Dyslexic Children: 7 Important Interventions

Dyslexic children are present in both local and international schools in Hong Kong. Regardless of what language is the medium of instruction in a child’s school some important interventions to consider are as follows:

In general as much work as possible should be adjusted to the child’s rate, capacity and level and include plenty of opportunities for success. He or she should not be continually presented with work that is well above their ability to comprehend.  Teachers should keep things as structured as possible and focus on their achievements and efforts whenever possible. 

Small group and one to one teaching time are essential. Dyslexic children may also have attention problems so working in a smaller group or one to one usually minimizes distractions.

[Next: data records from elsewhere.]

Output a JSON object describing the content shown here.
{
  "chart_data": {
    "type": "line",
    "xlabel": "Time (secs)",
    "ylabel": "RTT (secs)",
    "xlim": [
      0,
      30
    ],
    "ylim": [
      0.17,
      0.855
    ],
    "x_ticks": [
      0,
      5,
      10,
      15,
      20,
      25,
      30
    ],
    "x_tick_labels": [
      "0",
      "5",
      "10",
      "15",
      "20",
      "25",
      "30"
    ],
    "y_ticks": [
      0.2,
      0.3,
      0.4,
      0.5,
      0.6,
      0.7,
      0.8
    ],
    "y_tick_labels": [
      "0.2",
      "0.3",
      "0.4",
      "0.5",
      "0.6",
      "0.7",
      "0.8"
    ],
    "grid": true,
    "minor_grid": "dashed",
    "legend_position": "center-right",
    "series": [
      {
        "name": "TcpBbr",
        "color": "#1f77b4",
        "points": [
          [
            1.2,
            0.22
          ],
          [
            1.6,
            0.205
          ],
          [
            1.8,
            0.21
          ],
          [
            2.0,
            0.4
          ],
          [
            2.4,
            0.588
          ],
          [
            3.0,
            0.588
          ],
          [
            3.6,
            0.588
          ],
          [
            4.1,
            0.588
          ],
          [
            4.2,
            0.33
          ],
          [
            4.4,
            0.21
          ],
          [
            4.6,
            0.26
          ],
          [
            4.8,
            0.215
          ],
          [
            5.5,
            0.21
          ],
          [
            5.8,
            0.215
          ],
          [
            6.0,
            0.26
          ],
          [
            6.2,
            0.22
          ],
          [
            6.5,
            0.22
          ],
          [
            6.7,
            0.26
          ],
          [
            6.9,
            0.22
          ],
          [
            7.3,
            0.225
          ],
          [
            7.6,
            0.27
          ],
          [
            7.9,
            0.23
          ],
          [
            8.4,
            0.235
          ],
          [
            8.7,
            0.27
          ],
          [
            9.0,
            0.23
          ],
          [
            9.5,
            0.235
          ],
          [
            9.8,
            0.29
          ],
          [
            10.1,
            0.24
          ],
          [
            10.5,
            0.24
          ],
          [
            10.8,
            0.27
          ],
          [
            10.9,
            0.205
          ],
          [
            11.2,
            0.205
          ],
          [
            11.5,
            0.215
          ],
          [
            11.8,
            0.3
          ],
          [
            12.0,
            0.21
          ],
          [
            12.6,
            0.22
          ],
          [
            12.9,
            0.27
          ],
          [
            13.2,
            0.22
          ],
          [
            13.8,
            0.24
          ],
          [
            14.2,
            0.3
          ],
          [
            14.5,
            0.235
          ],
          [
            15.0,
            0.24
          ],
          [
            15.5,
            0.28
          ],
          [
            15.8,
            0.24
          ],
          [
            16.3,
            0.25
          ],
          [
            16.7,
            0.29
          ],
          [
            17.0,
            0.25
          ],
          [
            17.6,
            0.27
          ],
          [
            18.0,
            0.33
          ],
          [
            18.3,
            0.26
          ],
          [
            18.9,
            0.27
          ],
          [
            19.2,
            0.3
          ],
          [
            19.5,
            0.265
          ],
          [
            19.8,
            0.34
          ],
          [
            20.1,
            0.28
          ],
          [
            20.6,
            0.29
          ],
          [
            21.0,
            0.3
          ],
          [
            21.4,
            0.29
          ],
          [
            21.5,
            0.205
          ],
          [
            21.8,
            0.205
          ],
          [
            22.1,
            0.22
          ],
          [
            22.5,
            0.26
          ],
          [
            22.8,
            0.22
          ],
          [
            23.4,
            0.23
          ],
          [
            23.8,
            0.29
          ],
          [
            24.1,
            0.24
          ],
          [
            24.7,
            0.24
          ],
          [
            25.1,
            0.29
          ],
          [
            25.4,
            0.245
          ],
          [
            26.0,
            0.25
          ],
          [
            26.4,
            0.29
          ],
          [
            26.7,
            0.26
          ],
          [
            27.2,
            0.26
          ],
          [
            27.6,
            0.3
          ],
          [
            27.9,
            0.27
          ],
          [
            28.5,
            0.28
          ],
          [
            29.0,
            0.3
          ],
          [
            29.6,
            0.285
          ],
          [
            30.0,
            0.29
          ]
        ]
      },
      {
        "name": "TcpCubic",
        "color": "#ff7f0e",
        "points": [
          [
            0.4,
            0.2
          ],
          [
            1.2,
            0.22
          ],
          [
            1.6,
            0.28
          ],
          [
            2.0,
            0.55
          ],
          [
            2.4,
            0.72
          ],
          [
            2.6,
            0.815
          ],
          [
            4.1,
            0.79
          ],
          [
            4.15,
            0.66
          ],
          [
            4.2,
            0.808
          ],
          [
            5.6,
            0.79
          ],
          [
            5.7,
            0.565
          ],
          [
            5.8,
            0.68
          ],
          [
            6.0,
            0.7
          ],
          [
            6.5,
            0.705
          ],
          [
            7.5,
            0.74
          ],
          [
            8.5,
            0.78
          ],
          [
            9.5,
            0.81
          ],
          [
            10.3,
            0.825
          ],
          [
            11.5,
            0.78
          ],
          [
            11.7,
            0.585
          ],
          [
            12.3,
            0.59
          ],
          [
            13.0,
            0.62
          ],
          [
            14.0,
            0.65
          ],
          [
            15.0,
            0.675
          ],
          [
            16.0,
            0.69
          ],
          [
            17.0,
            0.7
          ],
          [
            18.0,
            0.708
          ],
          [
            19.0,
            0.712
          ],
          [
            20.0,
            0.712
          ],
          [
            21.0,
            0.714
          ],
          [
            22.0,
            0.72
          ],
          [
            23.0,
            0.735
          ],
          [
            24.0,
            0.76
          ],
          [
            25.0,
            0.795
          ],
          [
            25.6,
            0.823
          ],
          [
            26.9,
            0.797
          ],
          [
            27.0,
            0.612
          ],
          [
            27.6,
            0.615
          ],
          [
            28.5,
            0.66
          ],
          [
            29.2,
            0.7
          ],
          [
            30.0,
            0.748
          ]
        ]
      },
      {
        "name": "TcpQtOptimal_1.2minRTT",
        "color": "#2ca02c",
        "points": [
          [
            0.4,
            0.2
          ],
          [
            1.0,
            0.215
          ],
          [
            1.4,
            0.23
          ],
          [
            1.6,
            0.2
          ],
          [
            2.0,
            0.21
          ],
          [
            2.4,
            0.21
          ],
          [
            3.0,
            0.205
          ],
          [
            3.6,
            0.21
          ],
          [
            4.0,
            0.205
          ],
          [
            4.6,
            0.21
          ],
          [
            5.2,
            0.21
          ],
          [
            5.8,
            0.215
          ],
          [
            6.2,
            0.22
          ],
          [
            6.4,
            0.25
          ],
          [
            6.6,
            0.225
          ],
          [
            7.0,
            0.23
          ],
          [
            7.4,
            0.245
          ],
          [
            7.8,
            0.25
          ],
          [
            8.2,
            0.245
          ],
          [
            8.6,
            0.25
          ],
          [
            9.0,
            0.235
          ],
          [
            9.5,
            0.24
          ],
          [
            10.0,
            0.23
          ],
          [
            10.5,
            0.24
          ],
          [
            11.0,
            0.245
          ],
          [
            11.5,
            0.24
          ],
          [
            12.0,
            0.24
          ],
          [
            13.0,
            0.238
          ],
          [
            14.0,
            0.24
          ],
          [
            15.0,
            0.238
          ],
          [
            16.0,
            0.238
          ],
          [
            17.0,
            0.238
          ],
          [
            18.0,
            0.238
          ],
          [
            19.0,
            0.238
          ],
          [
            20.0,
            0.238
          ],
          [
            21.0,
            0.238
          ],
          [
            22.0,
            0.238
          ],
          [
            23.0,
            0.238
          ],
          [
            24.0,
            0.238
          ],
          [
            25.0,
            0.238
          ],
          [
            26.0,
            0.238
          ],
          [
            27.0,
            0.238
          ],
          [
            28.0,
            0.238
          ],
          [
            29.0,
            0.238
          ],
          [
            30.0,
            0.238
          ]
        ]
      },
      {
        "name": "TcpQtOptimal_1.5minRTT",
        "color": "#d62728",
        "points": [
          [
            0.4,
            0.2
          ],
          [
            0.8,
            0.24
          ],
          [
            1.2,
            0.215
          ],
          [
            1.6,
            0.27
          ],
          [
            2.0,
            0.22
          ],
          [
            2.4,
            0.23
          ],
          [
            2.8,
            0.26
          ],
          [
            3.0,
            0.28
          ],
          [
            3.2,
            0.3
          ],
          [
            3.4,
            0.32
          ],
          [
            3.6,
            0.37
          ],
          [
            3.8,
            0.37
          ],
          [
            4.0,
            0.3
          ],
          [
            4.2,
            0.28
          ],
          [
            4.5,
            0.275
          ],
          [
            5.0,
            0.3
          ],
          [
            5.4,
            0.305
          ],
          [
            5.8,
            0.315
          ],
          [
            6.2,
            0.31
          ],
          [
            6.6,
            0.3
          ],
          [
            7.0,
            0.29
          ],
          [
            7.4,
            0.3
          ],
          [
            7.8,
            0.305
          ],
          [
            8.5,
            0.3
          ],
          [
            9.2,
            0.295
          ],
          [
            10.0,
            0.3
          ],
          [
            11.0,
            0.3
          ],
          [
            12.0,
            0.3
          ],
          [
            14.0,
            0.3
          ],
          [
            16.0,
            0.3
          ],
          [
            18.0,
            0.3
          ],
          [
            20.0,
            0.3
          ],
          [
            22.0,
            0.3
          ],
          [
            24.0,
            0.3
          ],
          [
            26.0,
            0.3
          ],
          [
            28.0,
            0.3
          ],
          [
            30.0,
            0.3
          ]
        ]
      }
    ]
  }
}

When a child is in the 6 to 10 year old range it is usually best to implement an intervention that focuses on development of basic phonics and word attack skills. This will help build the child’s reading vocabulary and increase fluency. Daily drill over a period of 3-9 months or longer is usually necessary and helpful. The intervention time can vary with the chronological and reading age of the child. Examples include “Toe by Toe” and some others that are available at the following website   www.linguisystems.com


Extra time to read directions, complete assignments, check written work and take tests should be considered. Completing work in a quiet area may also be helpful. Consider having peer helpers that can read directions to the child.


When teachers are probing knowledge of subject areas such as Geography or Science, they could consider letting the child demonstrate understanding by giving verbal answers and/or by using diagrams, charts, graphs or other forms of visual representation. If the child has to demonstrate mastery of concepts in writing it may not be reflective of what they really know.

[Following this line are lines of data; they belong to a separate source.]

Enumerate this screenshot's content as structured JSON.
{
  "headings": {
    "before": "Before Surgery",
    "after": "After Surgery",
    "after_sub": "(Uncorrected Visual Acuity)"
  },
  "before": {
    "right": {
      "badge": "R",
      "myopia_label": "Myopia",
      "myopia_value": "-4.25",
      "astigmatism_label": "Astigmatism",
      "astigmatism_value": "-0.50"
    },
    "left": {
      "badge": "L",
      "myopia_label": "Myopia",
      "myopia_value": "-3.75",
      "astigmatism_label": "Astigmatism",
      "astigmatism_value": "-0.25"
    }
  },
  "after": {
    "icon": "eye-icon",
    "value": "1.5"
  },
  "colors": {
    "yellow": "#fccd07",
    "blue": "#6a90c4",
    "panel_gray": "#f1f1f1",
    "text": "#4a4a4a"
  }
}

Parents and teachers should encourage the child to develop keyboarding skills. In the long term it will likely be easier for him/her to produce written material on a computer. Utilization of a laptop computer in the classroom on a more regular basis should be considered in the upper years of primary and into secondary school.


Read to the child on a regular basis and ask questions about the content as well as having them read words or parts of  passages to assist with development of comprehension skills.  Make weekly trips to the library part of your regular routine and let the child self select reading materials in areas in which they take an interest.